Effects of the aesthetic design of icons on app downloads: evidence from an android market

Abstract

With the rapid development of the mobile app market, understanding the determinants of mobile app success has become vital to researchers and mobile app developers. Extant research on mobile applications primarily focused on the numerical and textual attributes of apps. Minimal attention has been provided to how the visual attributes of apps affect the download behavior of users. Among the features of app “appearance”, this study focuses on the effects of app icon on demand. With aesthetic product and interface design theories, we analyze icons from three aspects, namely, color, complexity, and symmetry, through image processing. Using a dataset collected from one of the largest Chinese Android websites, we find that icon appearance influences the download behavior of users. Particularly, apps with icons featuring higher colorfulness, proper complexity, and slight asymmetry lead to more downloads. These findings can help developers design their apps.

Appendix

1.1 Colorfulness

An image is initially read by a computer as a matrix of pixels with three dimensions in the RGB color space. Supposing that (r, g, b) is the corresponding R, G, and B value matrix for photo I in RGB color space, this algorithm computes the opposite color space. The new coordinates are as follows: rg = r − g and yb = 0.5(r + g) – b.
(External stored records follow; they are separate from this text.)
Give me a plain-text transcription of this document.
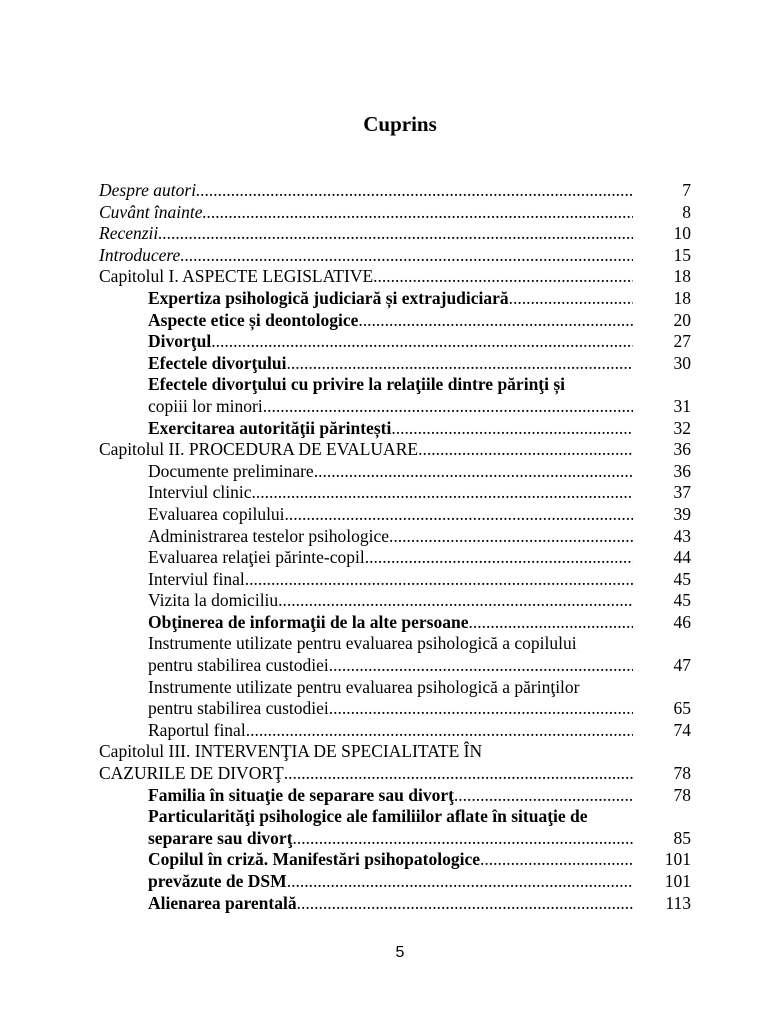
Cuprins
Despre autori .....	7
Cuvânt înainte .....	8
Recenzii .....	10
Introducere .....	15
Capitolul I. ASPECTE LEGISLATIVE .....	18
Expertiza psihologică judiciară și extrajudiciară .....	18
Aspecte etice și deontologice .....	20
Divorţul .....	27
Efectele divorţului .....	30
Efectele divorţului cu privire la relaţiile dintre părinţi și
copiii lor minori .....	31
Exercitarea autorităţii părintești .....	32
Capitolul II. PROCEDURA DE EVALUARE .....	36
Documente preliminare .....	36
Interviul clinic .....	37
Evaluarea copilului .....	39
Administrarea testelor psihologice .....	43
Evaluarea relaţiei părinte-copil .....	44
Interviul final .....	45
Vizita la domiciliu .....	45
Obţinerea de informaţii de la alte persoane .....	46
Instrumente utilizate pentru evaluarea psihologică a copilului
pentru stabilirea custodiei .....	47
Instrumente utilizate pentru evaluarea psihologică a părinţilor
pentru stabilirea custodiei .....	65
Raportul final .....	74
Capitolul III. INTERVENŢIA DE SPECIALITATE ÎN
CAZURILE DE DIVORŢ .....	78
Familia în situaţie de separare sau divorţ .....	78
Particularităţi psihologice ale familiilor aflate în situaţie de
separare sau divorţ .....	85
Copilul în criză. Manifestări psihopatologice .....	101
prevăzute de DSM .....	101
Alienarea parentală .....	113
5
The colorfulness of photo I can be calculated as follows:

$$Colorfulness(I)\,=\,\alpha_{rgyb}(I)\,+\,0.3\beta_{rgyb}(I)$$

where \(\alpha_{rgyb} (I) = \sqrt {\left[ {\sigma_{rg} (I)} \right]^{2} + \left[ {\sigma_{yb} (I)} \right]^{2} }\) and \(\beta_{rgyb} (I) = \sqrt {\left[ {\mu_{rg} (I)} \right]^{2} + \left[ {\mu_{yb} (I)} \right]^{2} }\).

1.2 Brightness

Lightness refers to the “L” value in the HSL color space and can be calculated as follows:

$$L(x) = \frac{{\max (r(x),g(x),b(x)) + \min (r(x),g(x),b(x))}}{2},$$

where r(x), g(x), b(x) represent the R, G, and B values for pixel x in RGB color space. In our research, we used “L” to represent the brightness of an image. We computed the average brightness for all pixels in the image as follows:

$$Btn_{1} = \frac{1}{\left| I \right|}\sum\limits_{x \in I} {L(x)}$$

1.3 Saturation

The “S” from HSL color space can be calculated as follows:

$$S(x) = \left\{ \begin{array}{ll} 0,& \quad \hbox{if\;max} (r(x),g(x),b(x)) = 0 \hfill \\ 1 - \frac{{\text{min}} (r(x),g(x),b(x))}{\hbox{max} (r(x),g(x),b(x))}, & \quad { \rm otherwise} \hfill \\ \end{array} \right.$$

1.4 Complexity

Figure 4 shows an example of complexity and symmetry. An app icon called Bad Piggies, i.e., in (a), was downloaded from Google Play. We changed the color image into a binary photo, an array of 1 s and 0 s, as shown in (b). An object refers to a set of four connected pixels in this binary photo; c shows a binary image containing only the perimeter pixel of an object. The number of object is 9, and the number of holes represented by the Euler number is −21. Perimeter refers to the sum of non-zero pixels shown in (c), and 7576 non-zero pixels exist in all. The process of computing homogeneity includes iteratively subdividing the gray scale icon into quarters, as shown in (d). A total of 764 blocks exist in all.

Fig. 4

Example of complexity and symmetry

1.5 Symmetry

The first step is to detect the SIFT descriptor, as shown in (e). The similarity matrix is then computed to find matches, as indicated in (f). Matches at different scales are rejected, and the rotation center for satisfactory matches is determined, as indicated in (g).